I LOLed when Louise said that she has a “very explosive physical tendency.” Give her five minutes in a car and her “shit” is everywhere: “I sort of have one of those takeover tendencies, a lot of stuff,” she unapologetically proclaims. Not only did I get one of those Stylelikeu, “I’ve found heaven” sort of gasps when I walked into her packed to the brim, colorful and creative rainbow of an abode, but I also deeply understood what it is to have “that takeover tendency” with stuff myself. Louise blends right into her surroundings in pink ’80s overalls, orange boots and heaps of turquoise, minus the snake vintage engagement ring to herself that she bought on a road trip between Arizona and Santa Fe. The symphony of pattern and hues is so overflowing that it’s hard to tell where the Pendleton blanket, Marimekko-inspired prints, bold and primary colored paintings that have ’60s and ’70s album covers as their influences begin and end. Like her ivory Balenciaga bag covered in acrylics and her emerald green tutu hanging from the ceiling, Louise’s enviornment seems to be one continuous, euphoric outburst that makes one feel elated when immersed in it.
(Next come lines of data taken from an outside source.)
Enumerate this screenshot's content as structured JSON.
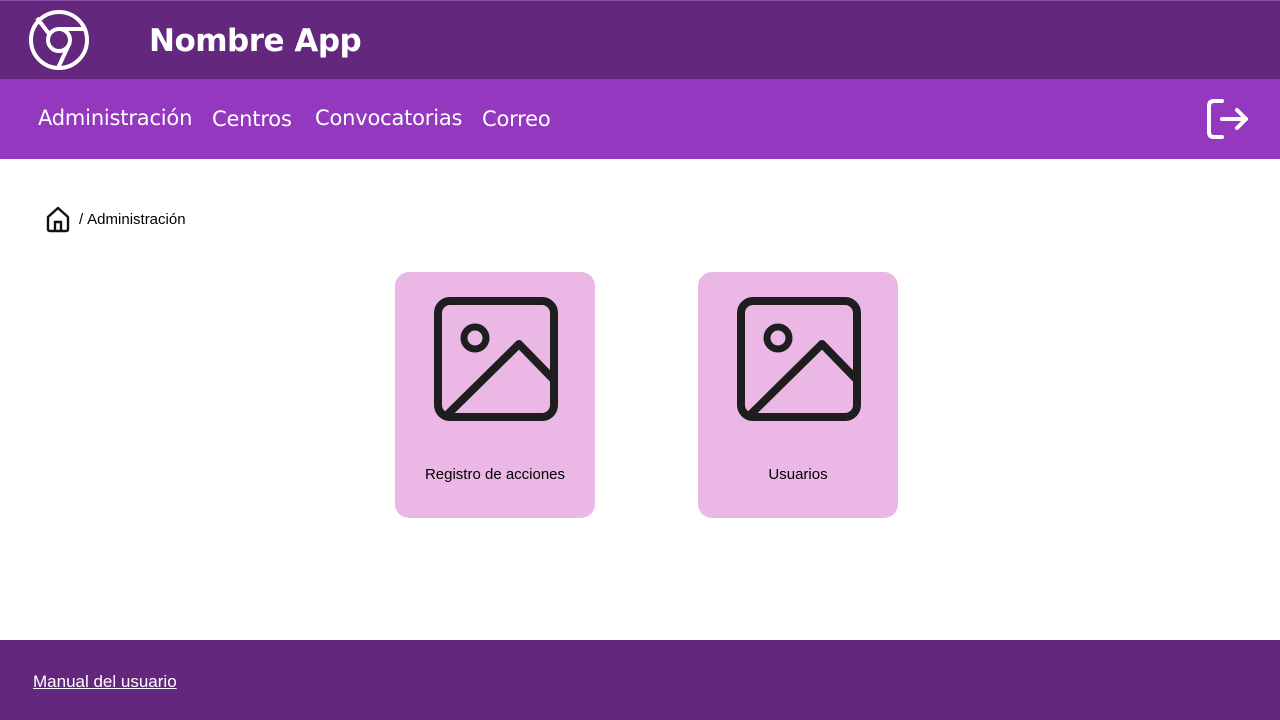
{
  "header": {
    "title": "Nombre App",
    "logo_icon": "chrome-logo-icon"
  },
  "nav": {
    "items": [
      {
        "label": "Administración"
      },
      {
        "label": "Centros"
      },
      {
        "label": "Convocatorias"
      },
      {
        "label": "Correo"
      }
    ],
    "logout_icon": "logout-icon"
  },
  "breadcrumb": {
    "home_icon": "home-icon",
    "separator": "/",
    "current": "Administración"
  },
  "cards": [
    {
      "label": "Registro de acciones",
      "icon": "image-placeholder-icon"
    },
    {
      "label": "Usuarios",
      "icon": "image-placeholder-icon"
    }
  ],
  "footer": {
    "link_label": "Manual del usuario"
  },
  "colors": {
    "header_bg": "#64277e",
    "nav_bg": "#9438bf",
    "card_bg": "#ebb7e5",
    "footer_bg": "#64277e"
  }
}
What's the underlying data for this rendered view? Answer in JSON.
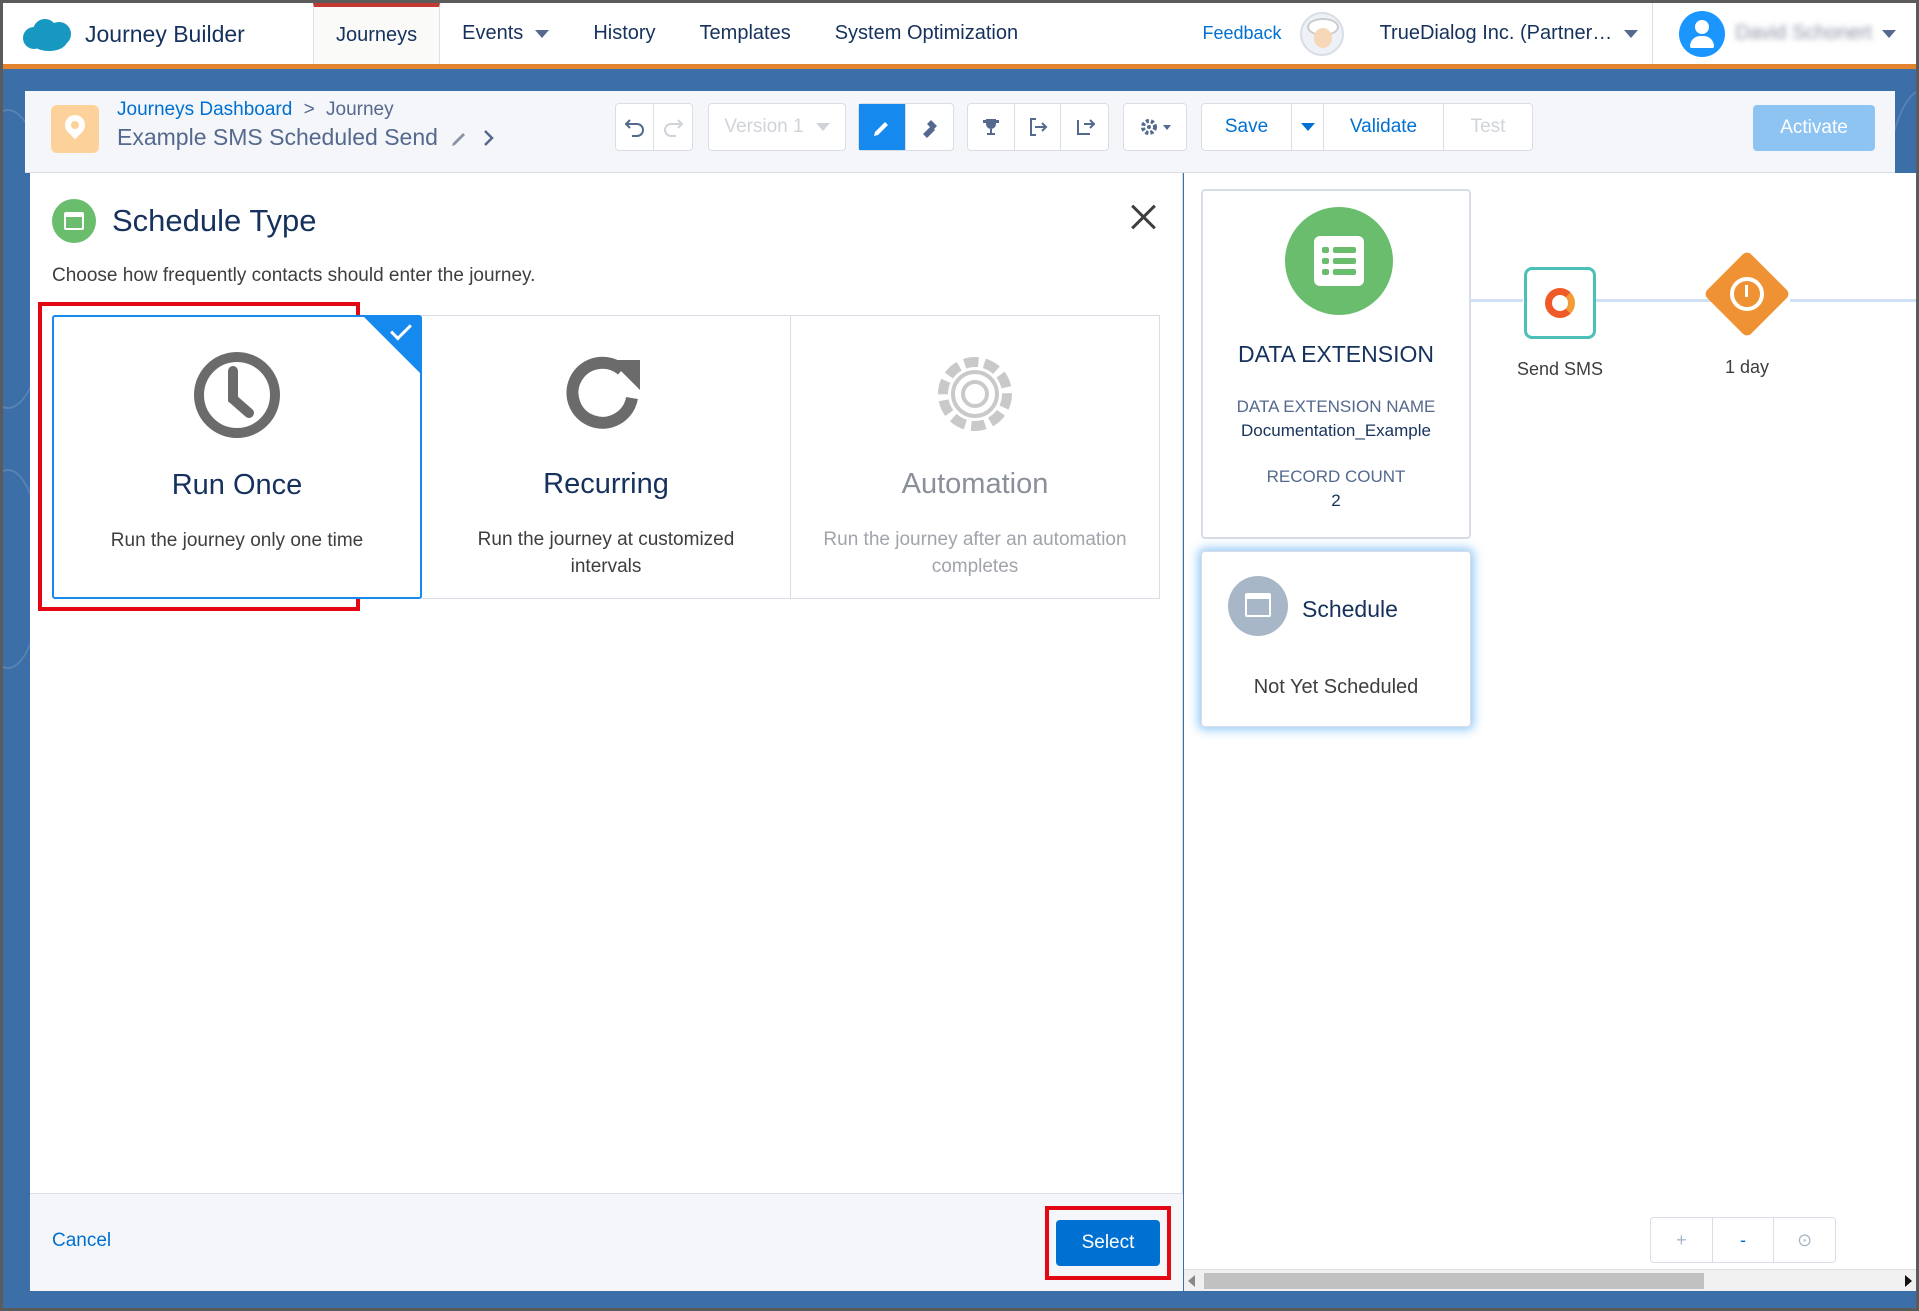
{
  "nav": {
    "brand": "Journey Builder",
    "tabs": [
      {
        "label": "Journeys",
        "active": true,
        "dropdown": false
      },
      {
        "label": "Events",
        "active": false,
        "dropdown": true
      },
      {
        "label": "History",
        "active": false,
        "dropdown": false
      },
      {
        "label": "Templates",
        "active": false,
        "dropdown": false
      },
      {
        "label": "System Optimization",
        "active": false,
        "dropdown": false
      }
    ],
    "feedback": "Feedback",
    "org": "TrueDialog Inc. (Partner…",
    "user": "David Schonert"
  },
  "toolbar": {
    "breadcrumb_link": "Journeys Dashboard",
    "breadcrumb_sep": ">",
    "breadcrumb_current": "Journey",
    "journey_title": "Example SMS Scheduled Send",
    "version": "Version 1",
    "save": "Save",
    "validate": "Validate",
    "test": "Test",
    "activate": "Activate"
  },
  "panel": {
    "title": "Schedule Type",
    "description": "Choose how frequently contacts should enter the journey.",
    "options": [
      {
        "label": "Run Once",
        "sub": "Run the journey only one time",
        "selected": true,
        "disabled": false,
        "icon": "clock-icon"
      },
      {
        "label": "Recurring",
        "sub": "Run the journey at customized intervals",
        "selected": false,
        "disabled": false,
        "icon": "refresh-icon"
      },
      {
        "label": "Automation",
        "sub": "Run the journey after an automation completes",
        "selected": false,
        "disabled": true,
        "icon": "gear-icon"
      }
    ],
    "cancel": "Cancel",
    "select": "Select"
  },
  "canvas": {
    "entry": {
      "title": "DATA EXTENSION",
      "name_label": "DATA EXTENSION NAME",
      "name_value": "Documentation_Example",
      "count_label": "RECORD COUNT",
      "count_value": "2"
    },
    "schedule": {
      "title": "Schedule",
      "status": "Not Yet Scheduled"
    },
    "activities": [
      {
        "label": "Send SMS"
      },
      {
        "label": "1 day"
      }
    ],
    "zoom": {
      "in": "+",
      "out": "-",
      "fit": "⊙"
    }
  },
  "colors": {
    "accent_orange": "#e2832f",
    "brand_blue": "#0070d2",
    "selected_blue": "#1589ee",
    "highlight_red": "#e30613",
    "green": "#6bbd6e"
  }
}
A chronicler of life, sometimes bordering on contemporary archeologist, Louise’s expression manifests itself in everything from her paintings, photography and the art of self-expression in dressing, to collecting plastic boxes piled high with modern-day consumer packaging (she is fascinated by the color). She sees her art as an existential exploration of what it means to be here, including love, identity and what it means to be a woman now, with the wistful unabandoned moments captured on holidays with her girlfriends as an example. At some point in college, she points out, “My dad said to me, which was not well received at the time but I still think about it: ‘What are people going to say at your funeral?’ At eighteen, I was kind of like, ‘Fuck you dad, I don’t plan on having one anytime soon,’ but I think the principle of it that is if you put good energy out there, it’s going to come back.” One of my favorite pieces among many is her LOVE ring that echos her general attitude about life. “I would like my legacy to be cheerful, positive artwork that I leave behind.”
The stylish virtues of an exquisitely distressed Hanes tee shirt, a hand-me-down from her sister to her brother worn since 1985, are not lost on Louise. She played lacrosse in high school in it and today wears it with an exotic Coco de la Mer bra peeking out, a chunky ivory horn necklace, high-waisted plaid, cigarette pants and Lanvin patent peep-toe pumps. Buying a white fur hat in 110 degree weather and throwing two indigenous prints together like her Rachel Comey jumper with Suno wedges reflects Louise’s inner ease. When she first moved to New York in 2001 to intern at Nylon Magazine, Louise unexpectedly became their first street style photographer. Spending two months going out every night shooting people at parties taught her a lot about what it is to be an individual in your style. “It was always somebody that wasn’t wearing what was hip or trendy, but something interesting. It was a question of ‘How did you put that together?’ and a sort of thoughtfulness that stood out. Why be boring?”